US 12,222,964 B2
Database processing using hybrid key-value tables
Joshua Slocum, Austin, TX (US); and Evan J. Tschannen, Hillsborough, CA (US)
Assigned to Snowflake Inc., Bozeman, MT (US)
Filed by Snowflake Inc., Bozeman, MT (US)
Filed on Apr. 28, 2022, as Appl. No. 17/661,162.
Prior Publication US 2023/0350921 A1, Nov. 2, 2023
Int. Cl. G06F 16/28 (2019.01); G06F 16/22 (2019.01); G06F 16/2458 (2019.01); G06F 16/27 (2019.01)
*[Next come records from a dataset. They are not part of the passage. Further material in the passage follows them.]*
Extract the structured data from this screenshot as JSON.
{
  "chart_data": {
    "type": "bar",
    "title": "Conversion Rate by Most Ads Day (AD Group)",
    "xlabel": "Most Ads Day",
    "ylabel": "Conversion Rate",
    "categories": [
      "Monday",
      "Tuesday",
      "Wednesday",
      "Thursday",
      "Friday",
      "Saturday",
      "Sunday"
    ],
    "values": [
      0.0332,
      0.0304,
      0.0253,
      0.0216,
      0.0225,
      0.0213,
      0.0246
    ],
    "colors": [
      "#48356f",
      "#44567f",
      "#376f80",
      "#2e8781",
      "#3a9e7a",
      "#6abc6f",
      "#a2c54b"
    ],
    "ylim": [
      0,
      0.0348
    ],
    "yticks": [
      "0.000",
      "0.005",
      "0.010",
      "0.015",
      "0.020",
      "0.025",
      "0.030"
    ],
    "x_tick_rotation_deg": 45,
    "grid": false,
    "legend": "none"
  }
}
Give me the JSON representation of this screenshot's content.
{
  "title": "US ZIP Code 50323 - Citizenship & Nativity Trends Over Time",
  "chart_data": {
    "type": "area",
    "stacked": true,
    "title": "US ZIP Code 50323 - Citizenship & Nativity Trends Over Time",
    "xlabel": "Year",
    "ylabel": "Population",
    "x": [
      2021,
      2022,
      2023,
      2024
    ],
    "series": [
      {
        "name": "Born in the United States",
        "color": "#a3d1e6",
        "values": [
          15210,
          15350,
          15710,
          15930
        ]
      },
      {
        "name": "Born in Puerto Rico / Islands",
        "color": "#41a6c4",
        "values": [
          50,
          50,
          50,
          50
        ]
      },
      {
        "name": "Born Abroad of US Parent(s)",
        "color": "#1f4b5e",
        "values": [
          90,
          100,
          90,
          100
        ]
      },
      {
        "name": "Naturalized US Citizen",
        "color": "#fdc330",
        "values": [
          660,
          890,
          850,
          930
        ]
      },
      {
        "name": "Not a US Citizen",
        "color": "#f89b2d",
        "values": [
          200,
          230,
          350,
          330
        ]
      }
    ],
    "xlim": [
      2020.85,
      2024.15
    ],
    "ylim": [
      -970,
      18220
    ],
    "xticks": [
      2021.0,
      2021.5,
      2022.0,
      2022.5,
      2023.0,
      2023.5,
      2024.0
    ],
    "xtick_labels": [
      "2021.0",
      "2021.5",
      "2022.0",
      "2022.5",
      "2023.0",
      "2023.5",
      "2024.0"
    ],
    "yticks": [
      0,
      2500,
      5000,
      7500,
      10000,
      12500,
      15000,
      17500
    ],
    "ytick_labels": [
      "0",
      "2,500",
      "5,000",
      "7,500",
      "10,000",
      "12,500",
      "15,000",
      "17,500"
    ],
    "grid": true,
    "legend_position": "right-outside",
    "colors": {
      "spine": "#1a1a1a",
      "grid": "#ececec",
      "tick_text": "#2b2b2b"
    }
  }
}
CPC G06F 16/283 (2019.01) [G06F 16/2282 (2019.01); G06F 16/2477 (2019.01); G06F 16/27 (2019.01); G06F 16/289 (2019.01)] 24 Claims
OG exemplary drawing
 
1. A method for processing data on a distributed database:
storing, by one or more hardware processors, key-value data in a transactional database of the distributed database, the key-value data being stored in a key-value pair format in the transactional database;
querying the transactional database to determine a range size of the key-value data;
splitting, on the transactional database, the key-value data into range granules that cover data ranges, the range granules being indexed by range based on the range size, at least a portion of the range granules being of equal size;
replicating the range granules to a range-based object storage database of the distributed database, the replicating of the range granules including storing the range granules in an object format in the range-based object storage database;
receiving a read request on the transactional database;
determining that the read request is a read of the key-value data that exceeds a size limit;
in response to determining that the read request exceeds the size limit for the key-value data, identifying the range granules in the range-based object storage database that correspond to data requested in the read request, and transmitting a list of object data of the identified range granules to a plurality of execution nodes to process the read request;
receiving, from the range-based object storage database, the range granules that correspond to the list of object data using the plurality of execution nodes; and
generating, by the plurality of execution nodes, results data according to the read request using the range granules received from the range-based object storage database.